In the kibana log we get things like this.

kvtt491u0ekd2fccc5714yfm - _claimPendingJobs encountered a version conflict on updating pending job kvtt5lzq0ekd2fccc5e41dfi: ResponseError: version_conflict_engine_exception
    at onBody (/usr/share/kibana/node_modules/@elastic/elasticsearch/lib/Transport.js:337:23)
    at IncomingMessage.onEnd (/usr/share/kibana/node_modules/@elastic/elasticsearch/lib/Transport.js:264:11)
    at IncomingMessage.emit (events.js:387:35)
    at endReadableNT (internal/streams/readable.js:1317:12)
    at processTicksAndRejections (internal/process/task_queues.js:82:21)

sometimes kibana logs a HTTP 409 from Elasticsearch.
All the kibana instances log exactly the same _claimPendingJobs error each time a report fails.

On the kibana reporting page we get told

Error: Failed to decrypt report job data. Please ensure that xpack.reporting.encryptionKey is set and re-generate this report. Error: Unsupported state or unable to authenticate data

or

Max attempts reached (3)

I've been ramping xpack.reporting.queue.timeout up based on Kibana Reporting -csv download fails frequently with error 'Unable to generate report Max attempts reached (3)' but the report is failing long before the timeout is exceeded.
As in all 3 attempts fail within 2 or 3 minutes for large reports, or seconds for tiny reports.

http.max_content_length for Elasticsearch is 576mb.

To begin with we didn't have xpack.reporting.encryptionKey set. I don't know if that matters. Maybe there is some data structure somewhere that doesn't get updated?

The exports are both large and tiny.
I've managed to get exports of 3.3mb, 33mb, and one at 65mb. Any longer time frames than those and it fails every time, sometimes the report will fail at the 33mb or 65mb size time frames too.
I've also managed to have exports containing just 13 rows (of a timestamp and the single character "-" due to a failure on my part) fail, but then immediate afterwards work fine (it was 465 bytes long).
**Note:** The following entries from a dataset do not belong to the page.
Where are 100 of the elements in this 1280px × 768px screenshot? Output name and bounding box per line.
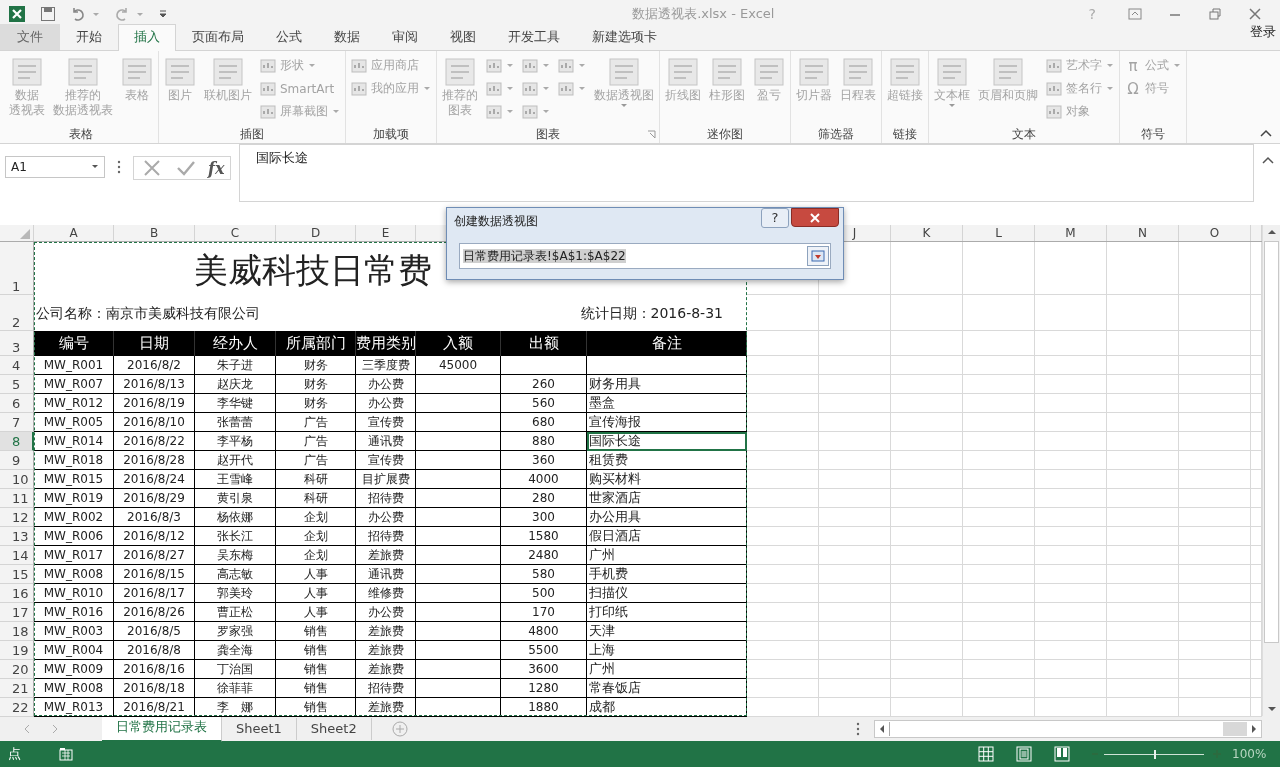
empty-cell bbox=[1107, 679, 1179, 698]
sheet-tab[interactable]: 日常费用记录表 bbox=[102, 715, 222, 742]
ribbon-tab[interactable]: 开发工具 bbox=[492, 24, 576, 50]
row-header[interactable]: 14 bbox=[0, 546, 34, 565]
page-break-view-icon[interactable] bbox=[1054, 746, 1070, 762]
sheet-tab[interactable]: Sheet1 bbox=[222, 717, 297, 740]
column-header[interactable]: O bbox=[1209, 226, 1220, 240]
expand-dialog-button[interactable] bbox=[807, 246, 829, 266]
previous-sheet-icon[interactable] bbox=[22, 723, 32, 734]
column-header[interactable]: C bbox=[230, 226, 240, 240]
ribbon-tab[interactable]: 文件 bbox=[0, 24, 60, 50]
ribbon-tab[interactable]: 页面布局 bbox=[176, 24, 260, 50]
normal-view-icon[interactable] bbox=[978, 746, 994, 762]
caret-icon bbox=[542, 108, 550, 115]
table-cell: 世家酒店 bbox=[587, 489, 747, 508]
horizontal-scrollbar[interactable] bbox=[874, 719, 1262, 738]
macro-recording-icon[interactable] bbox=[59, 747, 73, 761]
undo-icon[interactable] bbox=[70, 6, 86, 22]
row-header[interactable]: 11 bbox=[0, 489, 34, 508]
empty-cell bbox=[963, 603, 1035, 622]
name-box[interactable]: A1 bbox=[5, 156, 105, 178]
column-header[interactable]: N bbox=[1138, 226, 1147, 240]
table-cell: 李华键 bbox=[195, 394, 276, 413]
column-header[interactable]: A bbox=[69, 226, 78, 240]
row-header[interactable]: 7 bbox=[0, 413, 34, 432]
table-cell: 2016/8/8 bbox=[114, 641, 195, 660]
row-header[interactable]: 8 bbox=[0, 432, 34, 451]
insert-function-button[interactable]: fx bbox=[208, 158, 225, 178]
table-cell: 上海 bbox=[587, 641, 747, 660]
help-button[interactable]: ? bbox=[761, 208, 789, 228]
row-header[interactable]: 17 bbox=[0, 603, 34, 622]
row-header[interactable]: 3 bbox=[0, 331, 34, 356]
ribbon-tab[interactable]: 视图 bbox=[434, 24, 492, 50]
row-header[interactable]: 13 bbox=[0, 527, 34, 546]
header-cell: 编号 bbox=[34, 331, 114, 356]
ribbon-tab[interactable]: 插入 bbox=[118, 24, 176, 51]
row-header[interactable]: 9 bbox=[0, 451, 34, 470]
table-cell: 办公费 bbox=[356, 375, 416, 394]
select-all-icon[interactable] bbox=[19, 228, 31, 240]
row-header[interactable]: 22 bbox=[0, 698, 34, 717]
ribbon-tab[interactable]: 数据 bbox=[318, 24, 376, 50]
restore-icon[interactable] bbox=[1208, 7, 1222, 21]
scroll-thumb[interactable] bbox=[1264, 241, 1279, 643]
ribbon-tab[interactable]: 公式 bbox=[260, 24, 318, 50]
sign-in-link[interactable]: 登录 bbox=[1246, 23, 1280, 55]
column-header[interactable]: D bbox=[310, 226, 321, 240]
tile-icon bbox=[667, 56, 699, 88]
vertical-scrollbar[interactable] bbox=[1262, 225, 1280, 716]
row-header[interactable]: 16 bbox=[0, 584, 34, 603]
collapse-formula-bar-icon[interactable] bbox=[1262, 156, 1274, 164]
row-header[interactable]: 19 bbox=[0, 641, 34, 660]
row-header[interactable]: 4 bbox=[0, 356, 34, 375]
dialog-launcher-icon[interactable] bbox=[647, 130, 656, 139]
ribbon-tab[interactable]: 开始 bbox=[60, 24, 118, 50]
row-header[interactable]: 15 bbox=[0, 565, 34, 584]
more-options-icon[interactable] bbox=[117, 160, 121, 174]
add-sheet-icon[interactable] bbox=[391, 720, 408, 737]
column-header[interactable]: M bbox=[1065, 226, 1076, 240]
page-layout-view-icon[interactable] bbox=[1016, 746, 1032, 762]
chart-icon bbox=[1046, 80, 1062, 97]
ribbon-tab[interactable]: 新建选项卡 bbox=[576, 24, 673, 50]
formula-input[interactable]: 国际长途 bbox=[239, 144, 1254, 202]
selected-cell: 国际长途 bbox=[587, 432, 747, 451]
redo-icon[interactable] bbox=[114, 6, 130, 22]
empty-cell bbox=[1035, 432, 1107, 451]
table-cell: 张长江 bbox=[195, 527, 276, 546]
row-header[interactable]: 5 bbox=[0, 375, 34, 394]
row-header[interactable]: 18 bbox=[0, 622, 34, 641]
sheet-tab[interactable]: Sheet2 bbox=[296, 717, 372, 740]
row-header[interactable]: 6 bbox=[0, 394, 34, 413]
next-sheet-icon[interactable] bbox=[50, 723, 60, 734]
row-header[interactable]: 12 bbox=[0, 508, 34, 527]
empty-cell bbox=[1107, 432, 1179, 451]
collapse-ribbon-icon[interactable] bbox=[1260, 129, 1272, 137]
empty-cell bbox=[963, 451, 1035, 470]
table-cell: 常春饭店 bbox=[587, 679, 747, 698]
table-cell: 2016/8/29 bbox=[114, 489, 195, 508]
close-button[interactable] bbox=[791, 208, 839, 227]
chart-icon bbox=[486, 80, 502, 97]
column-header[interactable]: L bbox=[995, 226, 1002, 240]
zoom-level[interactable]: 100% bbox=[1232, 747, 1272, 761]
row-header[interactable]: 2 bbox=[0, 295, 34, 331]
empty-cell bbox=[747, 451, 819, 470]
row-header[interactable]: 20 bbox=[0, 660, 34, 679]
ribbon-tab[interactable]: 审阅 bbox=[376, 24, 434, 50]
ribbon-display-icon[interactable] bbox=[1128, 7, 1142, 21]
row-header[interactable]: 10 bbox=[0, 470, 34, 489]
caret-icon bbox=[506, 108, 514, 115]
column-header[interactable]: K bbox=[922, 226, 931, 240]
row-header[interactable]: 21 bbox=[0, 679, 34, 698]
save-icon[interactable] bbox=[40, 6, 56, 22]
empty-cell bbox=[747, 660, 819, 679]
column-header[interactable]: B bbox=[149, 226, 159, 240]
empty-cell bbox=[891, 565, 963, 584]
empty-cell bbox=[1179, 489, 1251, 508]
column-header[interactable]: E bbox=[381, 226, 390, 240]
more-options-icon[interactable] bbox=[856, 721, 860, 736]
close-icon[interactable] bbox=[1248, 7, 1262, 21]
row-header[interactable]: 1 bbox=[0, 242, 34, 295]
column-header[interactable]: J bbox=[852, 226, 857, 240]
This warning can be ignored. See: Reporting troubleshooting | Kibana Guide [7.15] | Elastic

This means a request to generate a CSV came to one Kibana instance, and the job was claimed by a different instance that has a different encryption key. Find the instance that claimed the job in the Stack Management > Reporting screen. Each report has an info panel with metadata about the report: it includes the UUID of the Kibana instance that processed the job.

What is the amount of RAM on the Kibana instance that processed the job? It may be too low.

There should have been messages in the server logs stating that a random encryption key was being generated for the instance. Reports that were created with that encryption key can not be recovered since the key was ephemeral.

This topic was automatically closed 28 days after the last reply. New replies are no longer allowed.